I was seduced by history by my history, if that makes sense. I was born in Illinois, and for the first seven years of my life my family lived either with or across the alley from my paternal grandparents. And my material grandparents lived in the next little town a whole seven miles away.
We went back to Illinois every summer until after I graduated from high school. I spent those summer sitting on the front porch at the family reunions with tons of aunts, uncles, cousins, grandparents and great aunts and uncles, second cousins – you name it, they were there. And they all talked about when they were kids, or told the stories they had heard from their parents.

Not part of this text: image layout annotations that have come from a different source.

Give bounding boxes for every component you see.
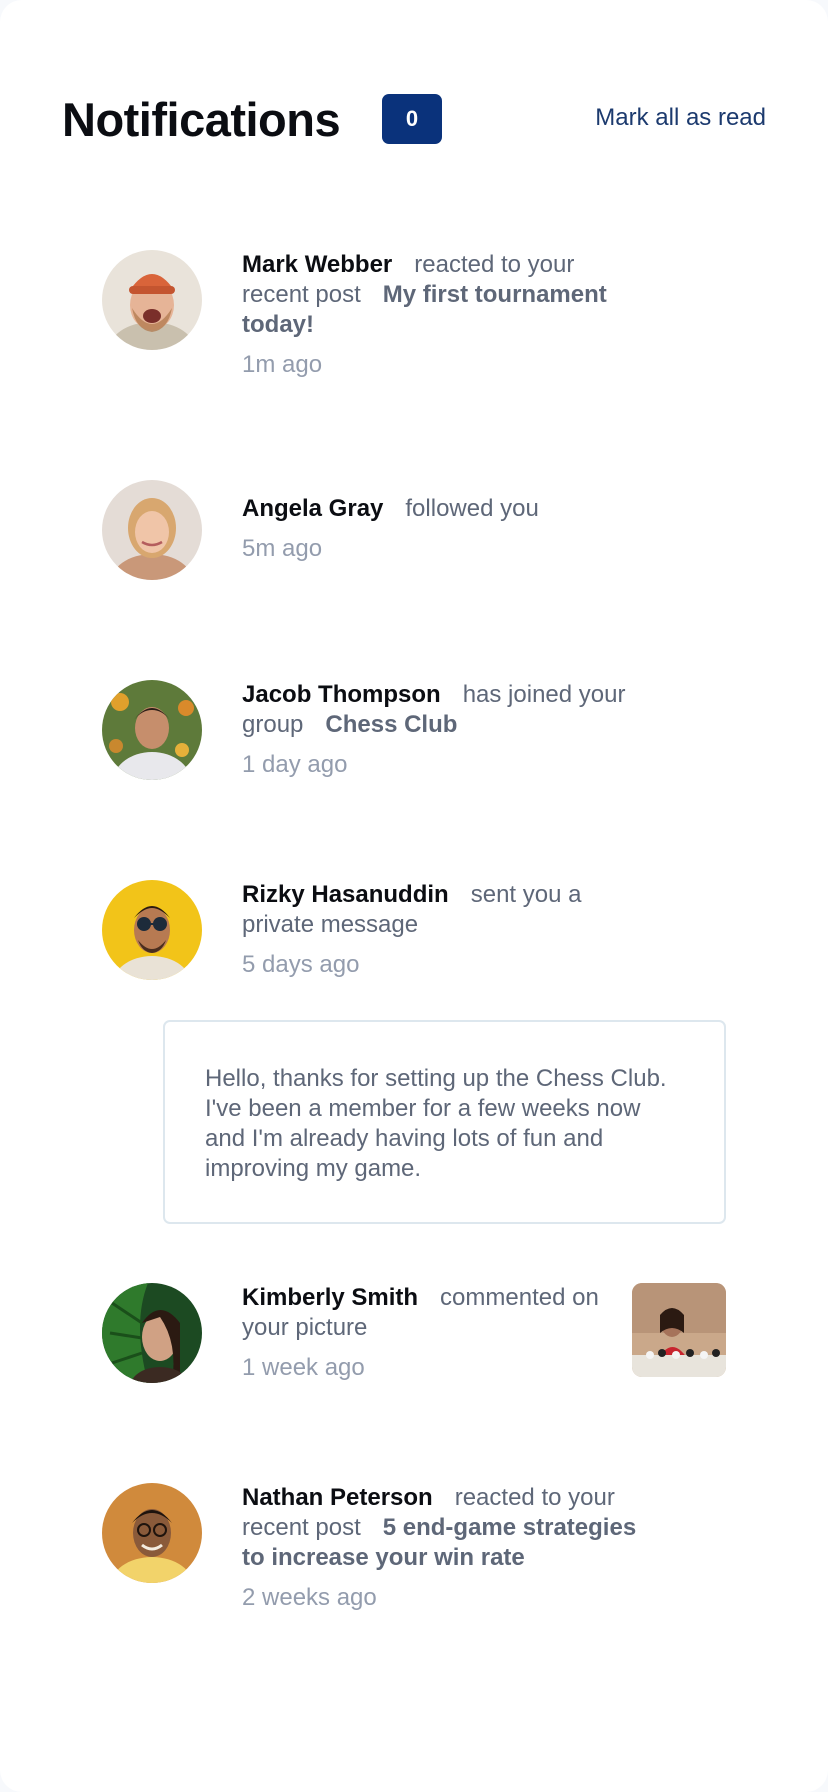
notification-action: followed you bbox=[405, 495, 539, 522]
user-name-link[interactable]: Rizky Hasanuddin bbox=[242, 881, 449, 908]
notification-content: Angela Gray followed you 5m ago bbox=[242, 494, 642, 564]
timestamp: 5 days ago bbox=[242, 951, 360, 978]
timestamp: 5m ago bbox=[242, 535, 323, 562]
user-name-link[interactable]: Kimberly Smith bbox=[242, 1284, 418, 1311]
group-link[interactable]: Chess Club bbox=[325, 711, 457, 738]
header: Notifications 0 Mark all as read bbox=[62, 92, 766, 148]
notification-content: Kimberly Smith commented on your picture … bbox=[242, 1283, 642, 1383]
unread-count-badge: 0 bbox=[382, 94, 442, 144]
avatar-mark-webber[interactable] bbox=[102, 250, 202, 350]
avatar-angela-gray[interactable] bbox=[102, 480, 202, 580]
commented-picture-thumbnail[interactable] bbox=[632, 1283, 726, 1377]
avatar-nathan-peterson[interactable] bbox=[102, 1483, 202, 1583]
timestamp: 1 week ago bbox=[242, 1354, 365, 1381]
user-name-link[interactable]: Nathan Peterson bbox=[242, 1484, 433, 1511]
notification-content: Nathan Peterson reacted to your recent po… bbox=[242, 1483, 642, 1613]
user-name-link[interactable]: Angela Gray bbox=[242, 495, 383, 522]
user-name-link[interactable]: Mark Webber bbox=[242, 251, 392, 278]
avatar-kimberly-smith[interactable] bbox=[102, 1283, 202, 1383]
user-name-link[interactable]: Jacob Thompson bbox=[242, 681, 441, 708]
timestamp: 1 day ago bbox=[242, 751, 348, 778]
page-title: Notifications bbox=[62, 93, 341, 146]
private-message-preview[interactable]: Hello, thanks for setting up the Chess C… bbox=[163, 1020, 726, 1224]
notification-content: Rizky Hasanuddin sent you a private messa… bbox=[242, 880, 642, 980]
notification-content: Jacob Thompson has joined your group Chess… bbox=[242, 680, 642, 780]
notification-content: Mark Webber reacted to your recent post My… bbox=[242, 250, 642, 380]
mark-all-as-read-link[interactable]: Mark all as read bbox=[595, 104, 766, 132]
timestamp: 2 weeks ago bbox=[242, 1584, 377, 1611]
avatar-rizky-hasanuddin[interactable] bbox=[102, 880, 202, 980]
timestamp: 1m ago bbox=[242, 351, 323, 378]
notifications-card: Notifications 0 Mark all as read Mark We… bbox=[0, 0, 828, 1792]
avatar-jacob-thompson[interactable] bbox=[102, 680, 202, 780]
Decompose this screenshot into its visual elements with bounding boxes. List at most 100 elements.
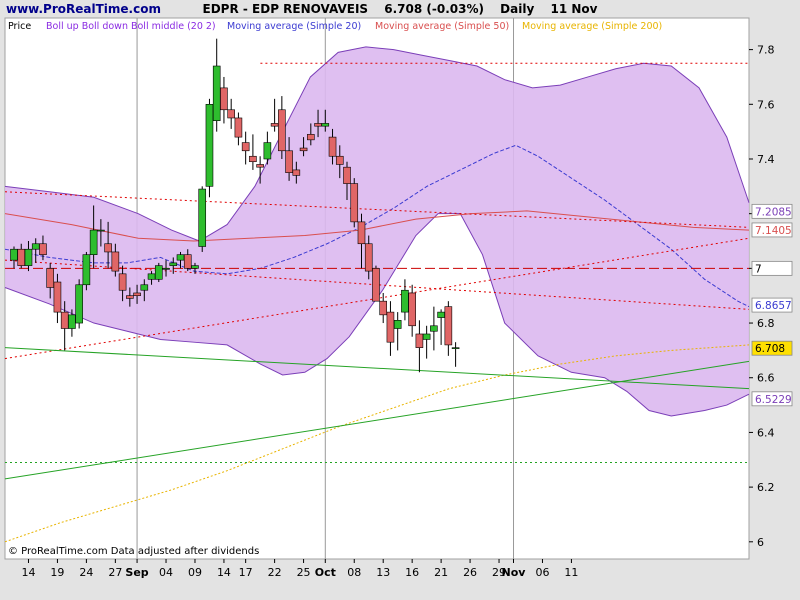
x-tick-label-10: 25 <box>297 566 311 579</box>
candle-body-58 <box>430 325 438 332</box>
footer-note: © ProRealTime.com Data adjusted after di… <box>8 546 260 557</box>
x-tick-label-12: 08 <box>347 566 361 579</box>
candle-body-49 <box>364 243 373 272</box>
legend: Price Boll up Boll down Boll middle (20 … <box>8 21 662 32</box>
candle-body-24 <box>183 254 192 269</box>
candle-body-18 <box>140 284 149 291</box>
x-tick-label-9: 22 <box>268 566 282 579</box>
candle-body-2 <box>24 248 33 266</box>
candle-body-61 <box>451 347 460 349</box>
candle-body-35 <box>263 142 272 160</box>
candle-body-12 <box>97 229 105 232</box>
candle-body-5 <box>46 268 54 288</box>
candle-body-44 <box>328 136 337 157</box>
candle-body-6 <box>53 281 62 313</box>
candle-body-36 <box>270 123 279 127</box>
legend-price: Price <box>8 21 31 32</box>
y-tick-label-3: 6.6 <box>757 372 775 385</box>
x-tick-label-7: 14 <box>217 566 231 579</box>
candle-body-21 <box>162 268 170 270</box>
candle-body-31 <box>234 117 243 138</box>
candle-body-3 <box>31 243 40 250</box>
price-label-2: 7 <box>755 263 762 275</box>
candle-body-1 <box>17 248 26 266</box>
price-label-3: 6.8657 <box>755 300 792 312</box>
candle-body-16 <box>126 295 134 299</box>
price-label-0: 7.2085 <box>755 206 792 218</box>
x-tick-label-1: 19 <box>50 566 64 579</box>
candle-body-0 <box>10 248 18 261</box>
price-chart[interactable]: 66.26.46.66.877.27.47.67.8 14192427Sep04… <box>0 0 800 600</box>
x-tick-label-0: 14 <box>21 566 35 579</box>
candle-body-27 <box>205 103 214 187</box>
price-label-4: 6.708 <box>755 343 785 355</box>
x-tick-label-14: 16 <box>405 566 419 579</box>
candle-body-51 <box>379 300 388 316</box>
candle-body-55 <box>408 292 416 327</box>
candle-body-34 <box>256 164 264 168</box>
candle-body-39 <box>292 169 301 176</box>
candle-body-54 <box>401 289 409 313</box>
x-tick-label-13: 13 <box>376 566 390 579</box>
legend-boll: Boll up Boll down Boll middle (20 2) <box>46 21 216 32</box>
candle-body-40 <box>299 147 308 152</box>
x-tick-label-3: 27 <box>108 566 122 579</box>
candle-body-38 <box>285 150 293 173</box>
y-tick-label-9: 7.8 <box>757 44 775 57</box>
x-tick-label-20: 11 <box>564 566 578 579</box>
candle-body-23 <box>176 254 185 261</box>
candle-body-8 <box>68 314 76 329</box>
candle-body-30 <box>227 109 235 119</box>
y-tick-label-2: 6.4 <box>757 426 775 439</box>
candle-body-11 <box>89 229 98 255</box>
y-axis: 66.26.46.66.877.27.47.67.8 <box>749 44 775 549</box>
candle-body-13 <box>104 243 112 253</box>
candle-body-45 <box>335 155 344 165</box>
candle-body-17 <box>133 292 141 297</box>
x-axis: 14 19 24 27 Sep 04 09 14 17 22 25 Oct 08 13 16 21 26 29No… <box>21 559 578 579</box>
y-tick-label-4: 6.8 <box>757 317 775 330</box>
candle-body-19 <box>147 273 156 280</box>
candle-body-57 <box>422 333 431 340</box>
candle-body-53 <box>393 320 402 329</box>
candle-body-15 <box>118 273 127 291</box>
x-tick-label-2: 24 <box>79 566 93 579</box>
legend-ma50: Moving average (Simple 50) <box>375 21 509 32</box>
candle-body-47 <box>350 183 359 223</box>
candle-body-25 <box>191 265 199 269</box>
x-tick-label-8: 17 <box>239 566 253 579</box>
candle-body-33 <box>249 155 257 163</box>
candle-body-10 <box>82 254 91 286</box>
candle-body-28 <box>212 65 221 122</box>
x-tick-label-16: 26 <box>463 566 477 579</box>
candle-body-60 <box>444 306 453 346</box>
candle-body-20 <box>154 265 163 280</box>
x-tick-label-6: 09 <box>188 566 202 579</box>
x-tick-label-5: 04 <box>159 566 173 579</box>
candle-body-22 <box>169 262 178 266</box>
x-tick-label-11: Oct <box>315 566 336 579</box>
candle-body-4 <box>39 243 47 255</box>
candle-body-43 <box>321 123 330 127</box>
y-tick-label-7: 7.4 <box>757 153 775 166</box>
candle-body-50 <box>372 268 380 302</box>
candle-body-37 <box>278 109 286 152</box>
candle-body-42 <box>314 123 322 127</box>
candle-body-7 <box>60 311 69 329</box>
candle-body-14 <box>111 251 120 272</box>
candle-body-29 <box>220 87 228 111</box>
candle-body-41 <box>307 134 315 141</box>
x-tick-label-18: Nov <box>502 566 527 579</box>
y-tick-label-8: 7.6 <box>757 98 775 111</box>
x-tick-label-15: 21 <box>434 566 448 579</box>
legend-ma200: Moving average (Simple 200) <box>522 21 662 32</box>
price-label-5: 6.5229 <box>755 394 792 406</box>
y-tick-label-1: 6.2 <box>757 481 775 494</box>
price-label-1: 7.1405 <box>755 225 792 237</box>
x-tick-label-4: Sep <box>125 566 148 579</box>
x-tick-label-19: 06 <box>535 566 549 579</box>
candle-body-26 <box>198 188 207 247</box>
candle-body-32 <box>241 142 250 152</box>
candle-body-56 <box>415 333 424 348</box>
candle-body-48 <box>357 221 366 245</box>
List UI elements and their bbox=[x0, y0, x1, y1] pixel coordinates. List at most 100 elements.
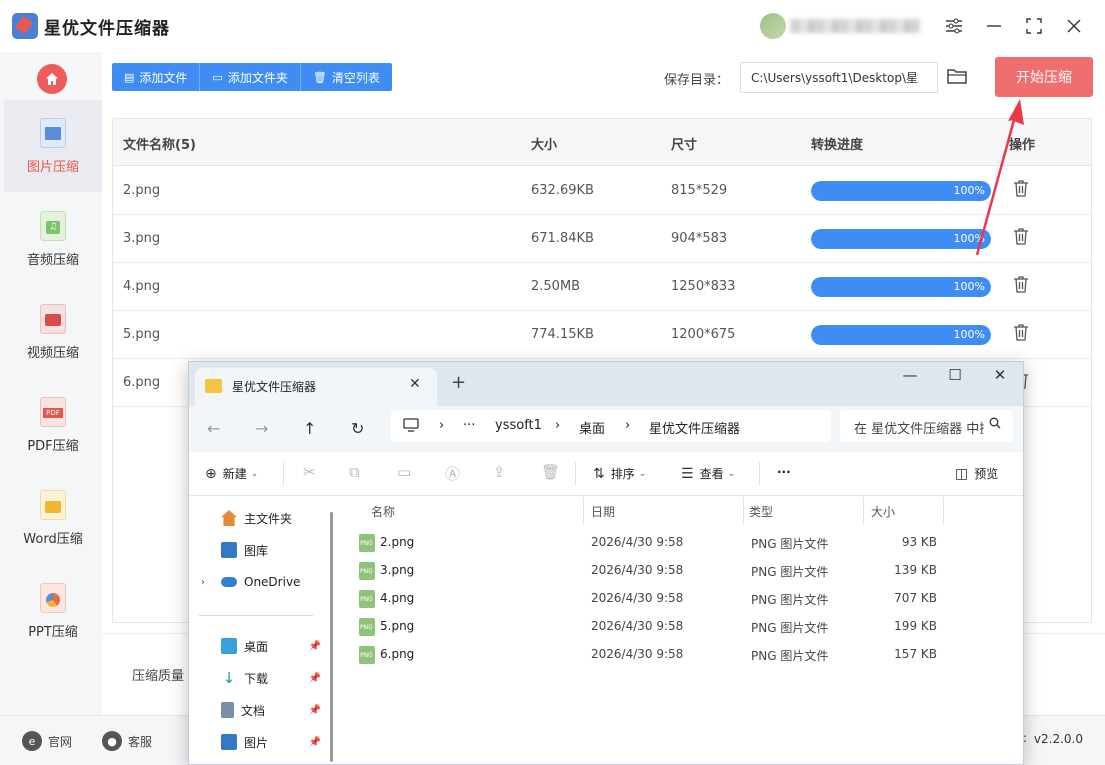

So I always knew my family’s histories, and where I fit into the scheme of thing (luck me!). So I grew up hearing the stories of my ancestors told of growing up in the 19th century, or with Indians, or wild animals, or the weather. Going to school, it seemed a logical choice to study history – because it just to story of people.
And teaching history lead me to the writing of historical romance. Researching this historical periods is easy and a lot of fun for me. When I write, I like to think that the characters I’m writing about lived just down the lane from my ancestors.
This was especially true when I wrote my first book, Kentucky Green, I used a lot of thing I remembered from my family’s stories in this book. One was my great grandmother’s dislike of soft butter, so my grandmother chore as a little girl was to walk down to the spring house where the butter was stored and bring it up for each meal.
I also have a scene where my heroine is churning butter, which was another of my grandmother’s jobs, so I had my heroine use the same rhyme that my grandmother used.
“Come (up) butter (down), come (up).
Come (down) butter (up), come (down).
Little Peter (up) at the gate (down), for his buttered (up) bread does wait (down)
Come (up) butter (down), come (up).
Writing historical allows me to keep the past alive, for me, and hopefully for my readers.
Why were you seduced by history? Family? A favorite teacher? Or just lucky?